Olive Oil is "Good" Fat
The "good fats" we eat improve our cholesterol levels, raising our "good" (HDL) cholesterol levels. Fish, raw nuts, seeds and avocados are all sources of the good fat we need to stay healthy. Extra virgin olive oil contains monounsaturated – Omega 9 – fatty acids and antioxidants called phenols, which research suggests is why it is good for our heart and cardiovascular system. It can help lower blood pressure; it's an anti-inflammatory, and it seems to give us some protection against diabetes and cancer.

Olive Oil Salad Dressing

4 tablespoons of olive oil
1 clove of garlic pressed
2 tablespoons of balsamic vinegar
1 Teaspoon of finely chopped basil
(you can substitute chives, oregano, parsley or cilantro)

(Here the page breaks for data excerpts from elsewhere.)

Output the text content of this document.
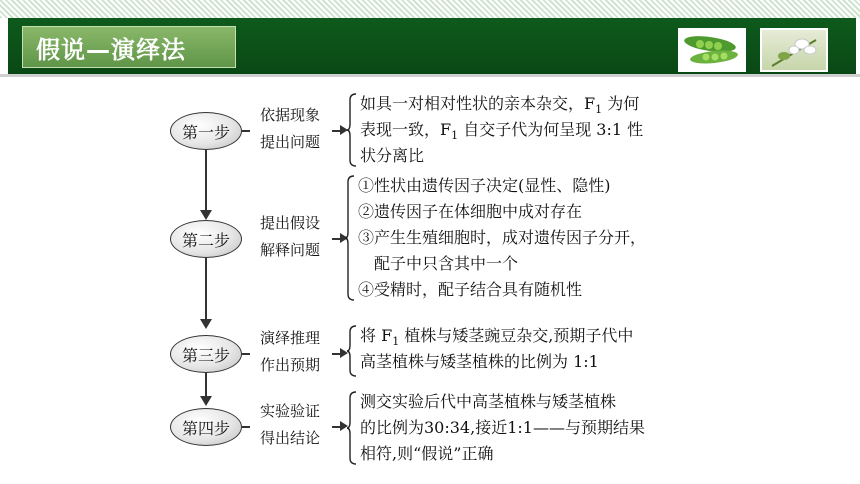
假说—演绎法
第一步
依据现象
提出问题
如具一对相对性状的亲本杂交，$F_1$ 为何
表现一致，$F_1$ 自交子代为何呈现 3:1 性
状分离比
第二步
提出假设
解释问题
①性状由遗传因子决定(显性、隐性)
②遗传因子在体细胞中成对存在
③产生生殖细胞时，成对遗传因子分开，
配子中只含其中一个
④受精时，配子结合具有随机性
第三步
演绎推理
作出预期
将 $F_1$ 植株与矮茎豌豆杂交,预期子代中
高茎植株与矮茎植株的比例为 1:1
第四步
实验验证
得出结论
测交实验后代中高茎植株与矮茎植株
的比例为30:34,接近1:1——与预期结果
相符,则“假说”正确
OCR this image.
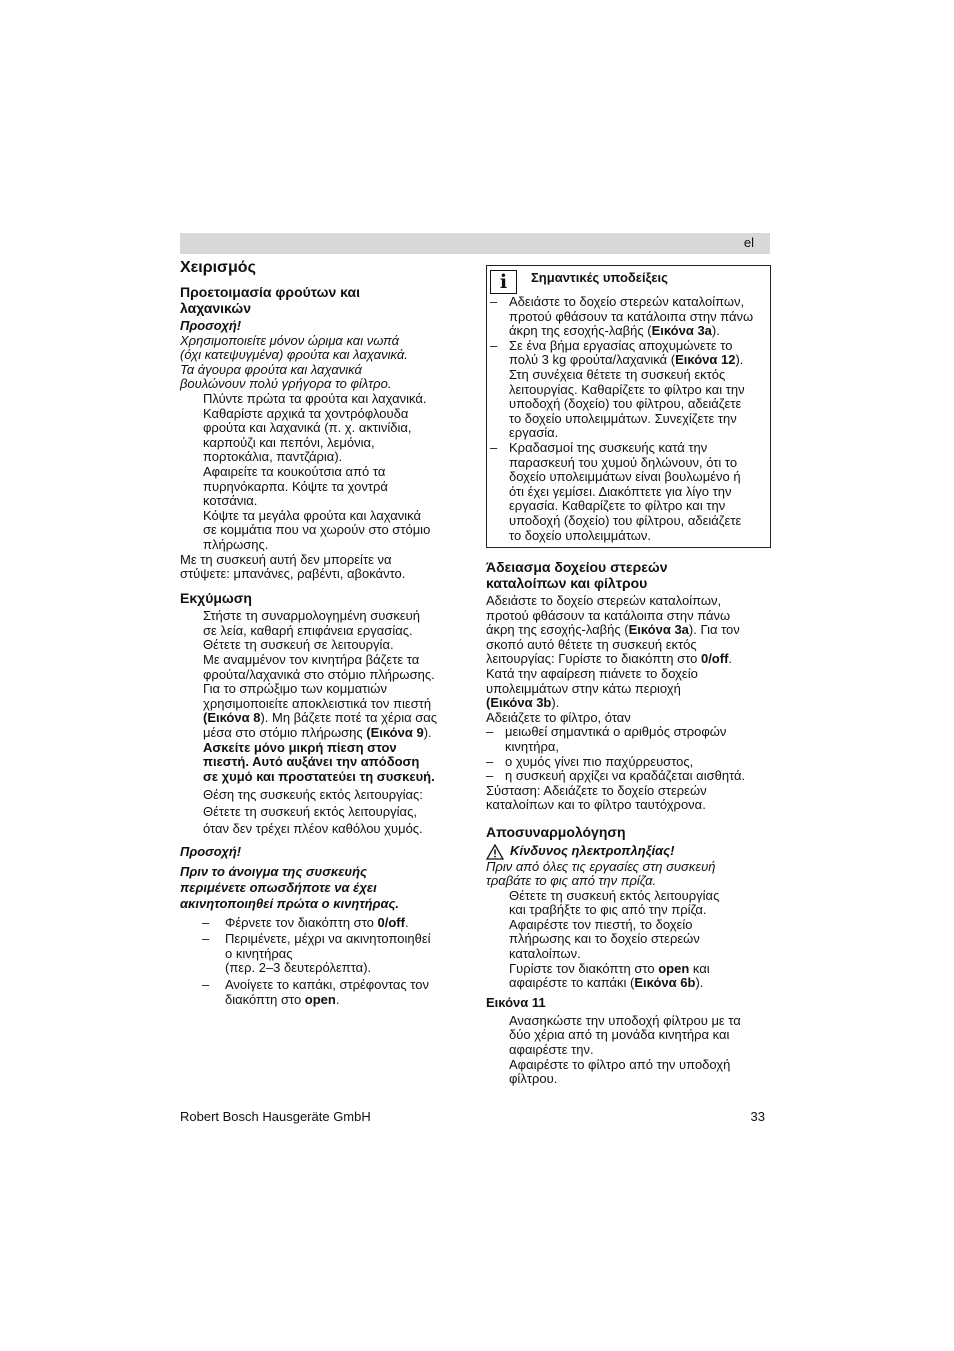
el
Χειρισμός
Προετοιμασία φρούτων και
λαχανικών
Προσοχή!
Χρησιμοποιείτε μόνον ώριμα και νωπά
(όχι κατεψυγμένα) φρούτα και λαχανικά.
Τα άγουρα φρούτα και λαχανικά
βουλώνουν πολύ γρήγορα το φίλτρο.
Πλύντε πρώτα τα φρούτα και λαχανικά.
Καθαρίστε αρχικά τα χοντρόφλουδα
φρούτα και λαχανικά (π. χ. ακτινίδια,
καρπούζι και πεπόνι, λεμόνια,
πορτοκάλια, παντζάρια).
Αφαιρείτε τα κουκούτσια από τα
πυρηνόκαρπα. Κόψτε τα χοντρά
κοτσάνια.
Κόψτε τα μεγάλα φρούτα και λαχανικά
σε κομμάτια που να χωρούν στο στόμιο
πλήρωσης.
Με τη συσκευή αυτή δεν μπορείτε να
στύψετε: μπανάνες, ραβέντι, αβοκάντο.
Εκχύμωση
Στήστε τη συναρμολογημένη συσκευή
σε λεία, καθαρή επιφάνεια εργασίας.
Θέτετε τη συσκευή σε λειτουργία.
Με αναμμένον τον κινητήρα βάζετε τα
φρούτα/λαχανικά στο στόμιο πλήρωσης.
Για το σπρώξιμο των κομματιών
χρησιμοποιείτε αποκλειστικά τον πιεστή
(Εικόνα 8). Μη βάζετε ποτέ τα χέρια σας
μέσα στο στόμιο πλήρωσης (Εικόνα 9).
Ασκείτε μόνο μικρή πίεση στον
πιεστή. Αυτό αυξάνει την απόδοση
σε χυμό και προστατεύει τη συσκευή.
Θέση της συσκευής εκτός λειτουργίας:
Θέτετε τη συσκευή εκτός λειτουργίας,
όταν δεν τρέχει πλέον καθόλου χυμός.
Προσοχή!
Πριν το άνοιγμα της συσκευής
περιμένετε οπωσδήποτε να έχει
ακινητοποιηθεί πρώτα ο κινητήρας.
– Φέρνετε τον διακόπτη στο 0/off.
– Περιμένετε, μέχρι να ακινητοποιηθεί
ο κινητήρας
(περ. 2–3 δευτερόλεπτα).
– Ανοίγετε το καπάκι, στρέφοντας τον
διακόπτη στο open.
i Σημαντικές υποδείξεις
– Αδειάστε το δοχείο στερεών καταλοίπων,
προτού φθάσουν τα κατάλοιπα στην πάνω
άκρη της εσοχής-λαβής (Εικόνα 3a).
– Σε ένα βήμα εργασίας αποχυμώνετε το
πολύ 3 kg φρούτα/λαχανικά (Εικόνα 12).
Στη συνέχεια θέτετε τη συσκευή εκτός
λειτουργίας. Καθαρίζετε το φίλτρο και την
υποδοχή (δοχείο) του φίλτρου, αδειάζετε
το δοχείο υπολειμμάτων. Συνεχίζετε την
εργασία.
– Κραδασμοί της συσκευής κατά την
παρασκευή του χυμού δηλώνουν, ότι το
δοχείο υπολειμμάτων είναι βουλωμένο ή
ότι έχει γεμίσει. Διακόπτετε για λίγο την
εργασία. Καθαρίζετε το φίλτρο και την
υποδοχή (δοχείο) του φίλτρου, αδειάζετε
το δοχείο υπολειμμάτων.
Άδειασμα δοχείου στερεών
καταλοίπων και φίλτρου
Αδειάστε το δοχείο στερεών καταλοίπων,
προτού φθάσουν τα κατάλοιπα στην πάνω
άκρη της εσοχής-λαβής (Εικόνα 3a). Για τον
σκοπό αυτό θέτετε τη συσκευή εκτός
λειτουργίας: Γυρίστε το διακόπτη στο 0/off.
Κατά την αφαίρεση πιάνετε το δοχείο
υπολειμμάτων στην κάτω περιοχή
(Εικόνα 3b).
Αδειάζετε το φίλτρο, όταν
– μειωθεί σημαντικά ο αριθμός στροφών
κινητήρα,
– ο χυμός γίνει πιο παχύρρευστος,
– η συσκευή αρχίζει να κραδάζεται αισθητά.
Σύσταση: Αδειάζετε το δοχείο στερεών
καταλοίπων και το φίλτρο ταυτόχρονα.
Αποσυναρμολόγηση
Κίνδυνος ηλεκτροπληξίας!
Πριν από όλες τις εργασίες στη συσκευή
τραβάτε το φις από την πρίζα.
Θέτετε τη συσκευή εκτός λειτουργίας
και τραβήξτε το φις από την πρίζα.
Αφαιρέστε τον πιεστή, το δοχείο
πλήρωσης και το δοχείο στερεών
καταλοίπων.
Γυρίστε τον διακόπτη στο open και
αφαιρέστε το καπάκι (Εικόνα 6b).
Εικόνα 11
Ανασηκώστε την υποδοχή φίλτρου με τα
δύο χέρια από τη μονάδα κινητήρα και
αφαιρέστε την.
Αφαιρέστε το φίλτρο από την υποδοχή
φίλτρου.
Robert Bosch Hausgeräte GmbH	33
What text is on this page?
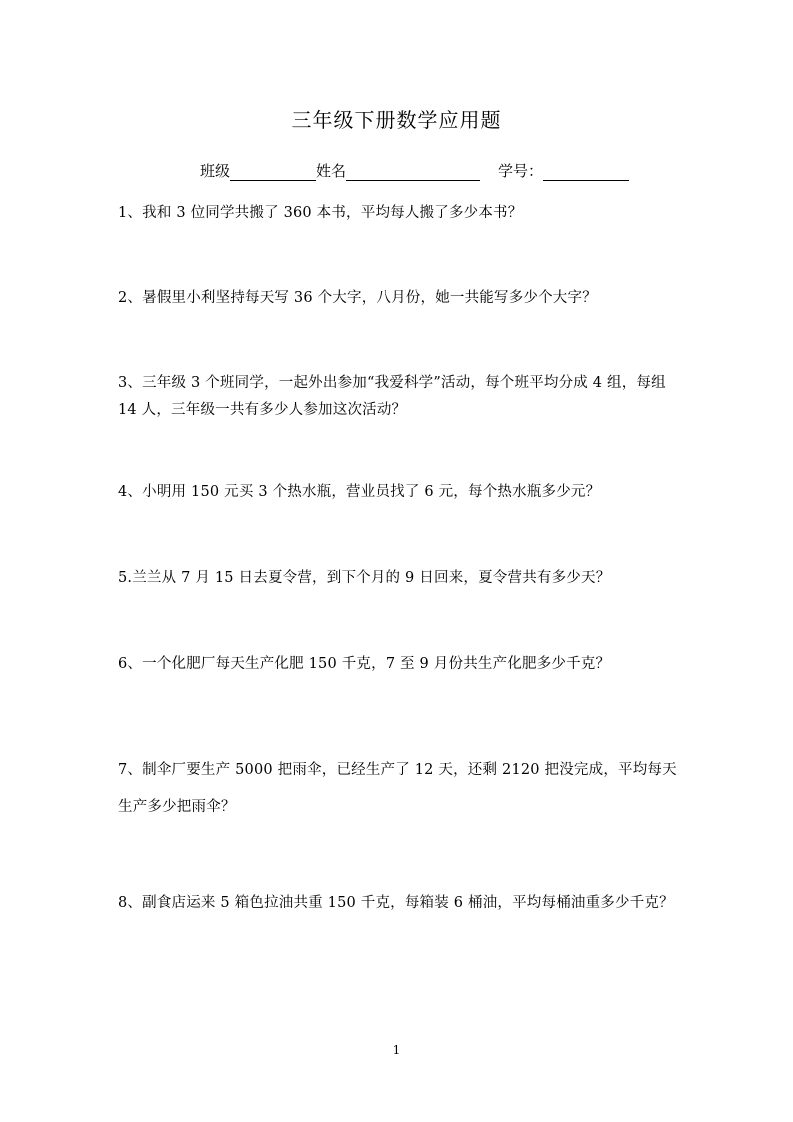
三年级下册数学应用题
班级	姓名	学号：
1、我和 3 位同学共搬了 360 本书，平均每人搬了多少本书？
2、暑假里小利坚持每天写 36 个大字，八月份，她一共能写多少个大字？
3、三年级 3 个班同学，一起外出参加“我爱科学”活动，每个班平均分成 4 组，每组 14 人，三年级一共有多少人参加这次活动？
4、小明用 150 元买 3 个热水瓶，营业员找了 6 元，每个热水瓶多少元？
5.兰兰从 7 月 15 日去夏令营，到下个月的 9 日回来，夏令营共有多少天？
6、一个化肥厂每天生产化肥 150 千克，7 至 9 月份共生产化肥多少千克？
7、制伞厂要生产 5000 把雨伞，已经生产了 12 天，还剩 2120 把没完成，平均每天生产多少把雨伞？
8、副食店运来 5 箱色拉油共重 150 千克，每箱装 6 桶油，平均每桶油重多少千克？
1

Blend ingredients with fork. Let mixture sit for an hour or more before using. Blend again before drizzling over salad. Enjoy.

 


Are some olive oils better than others?
Yes. The best kind to use is extra virgin. It contains more of the nutrients and antioxidants that give health benefits. Other grades of virgin olive oil are still fine to use, but look for "extra virgin" on the label.

Saturated Fats
Eggs, meat, cheese, and butter all contain a type of fat known as saturated fat—along with protein and other nutrients. These fats should be eaten in moderation. Dr Miles Hassell recommends that animal foods like these take up no more than one quarter of your plate. On his whole food Mediterranean diet, one or two eggs a day are allowed – so long as your diet is largely plant-based. He suggests mixing three parts butter with one part extra-virgin olive oil to create "better butter".

Fats to Avoid
Other fats increase our risks of disease. Processed foods often contain hydrogenated or partially hydrogenated fats, which keep very well on supermarket shelves, but have been shown to raise your risk of heart disease, stroke, diabetes, allergies, and more. Dr Miles Hassell recommends avoiding these fats completely. Read the labels and you can see how many commercially processed foods contain these fats. This is one more reason why cooking your own food is a good idea.

Other Cooking Oils
Walnut, sesame, soy and canola oils are your next best choices to olive oil.